Tuesday, June 1, 2010

The PPM's Granddaddy: The Audimeter

All the tumult of late caused by the introduction of Portable People Meters (or "PPMs") to the radio ratings game is eerily reminiscent of concerns voiced more than 70 years ago when the "Audimeter" (left) was introduced.

The excerpt below from 1939 (with BOLDING courtesy of yours truly) was pretty darn prescient in its thoughts about what automated ratings tabulation can and can't do, or can and can't reveal to the people trying to make sense of the data and what it means for a particular radio program:

The Audimeter Survey
Excerpted from pages 205-208 of Radio as an Advertising Medium by Warren E. Dygert
(McGraw-Hill Company, Inc.: New York and London, 1939)

Another type of popularity survey which has definite limitations but also certain advantages is the audimeter survey. This is strictly a mechanical survey made possible by the audimeter, an instrument which when attached to a radio set makes a continuous record of the times when a set is turned on and of the stations to which it is tuned.

The audimeter was designed by Professors Robert F. Elder and L.F. Woodruff of the Massachusetts Institute of Technology. It is about the size of a lunch box and can be placed in any radio, uses little extra current, and by means of a techron clock, a roll of graph paper, and a marking indicator connected to the dial of the radio set actually shows a 2 weeks' record of what stations were tuned in, how long they were tuned in, and how often. The claim for the method is that the type of radio home can be definitely determined and the listening habits of that type definitely recorded. Thus 2,000 audimeters in Class A homes within a given market area would give an intimate picture of that type of home.
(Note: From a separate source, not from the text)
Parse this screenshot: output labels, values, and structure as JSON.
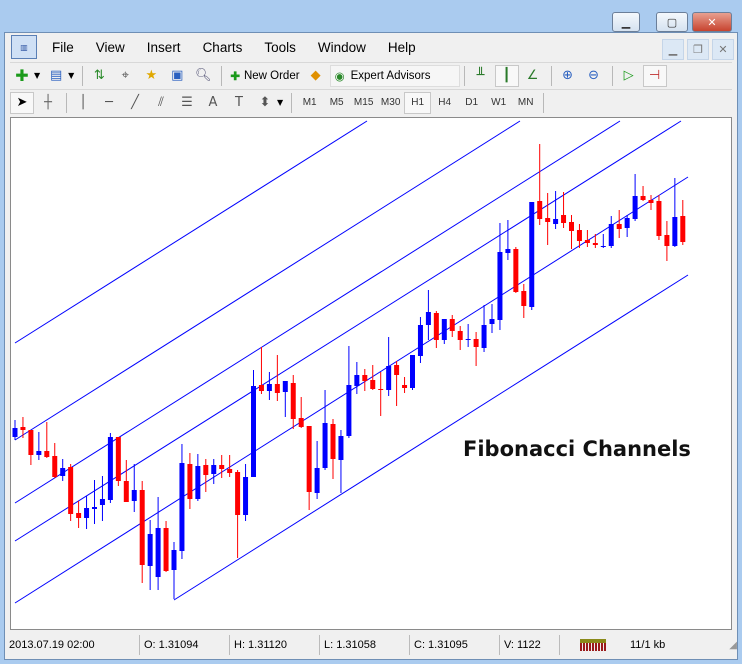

Obviously how many are listening to each audimeter equipped set, whether they really are listening, whether they can identify the sponsor or his product, are things this automatic survey cannot determine. Nor can one be sure whether Mr. and Mrs. "Class A" are listening or their servants.

Certain listening habits in general, however, can be observed. The number of dial shoppers [presumably what they called "channel surfers" in the 1930s], the number having favorite stations to which they tune first, and also the holding value of an individual program, can often be determined.

For example, in the present Chase & Sanborn program, if a goodly percentage tuned out at 8:15 approximately, it would show Charlie McCarthy and Charlie McCarthy only to be the drawing card. If listeners stayed until after the dramatic production at approximately the halfway point in the program, its holding power would be known. If many tuned out immediately after that, it would show that the attractions on the balance of the program had little holding power. If many tuned out exactly on the half hour, it might show a competing program of greater magnitude or that a half-hour program of this type is all the average listener cares to contract for. The author believes that the possibilities of the audimeter in this connection are worth exploring, particularly for checking the holding power of different types of entertainment and different stars on a single program.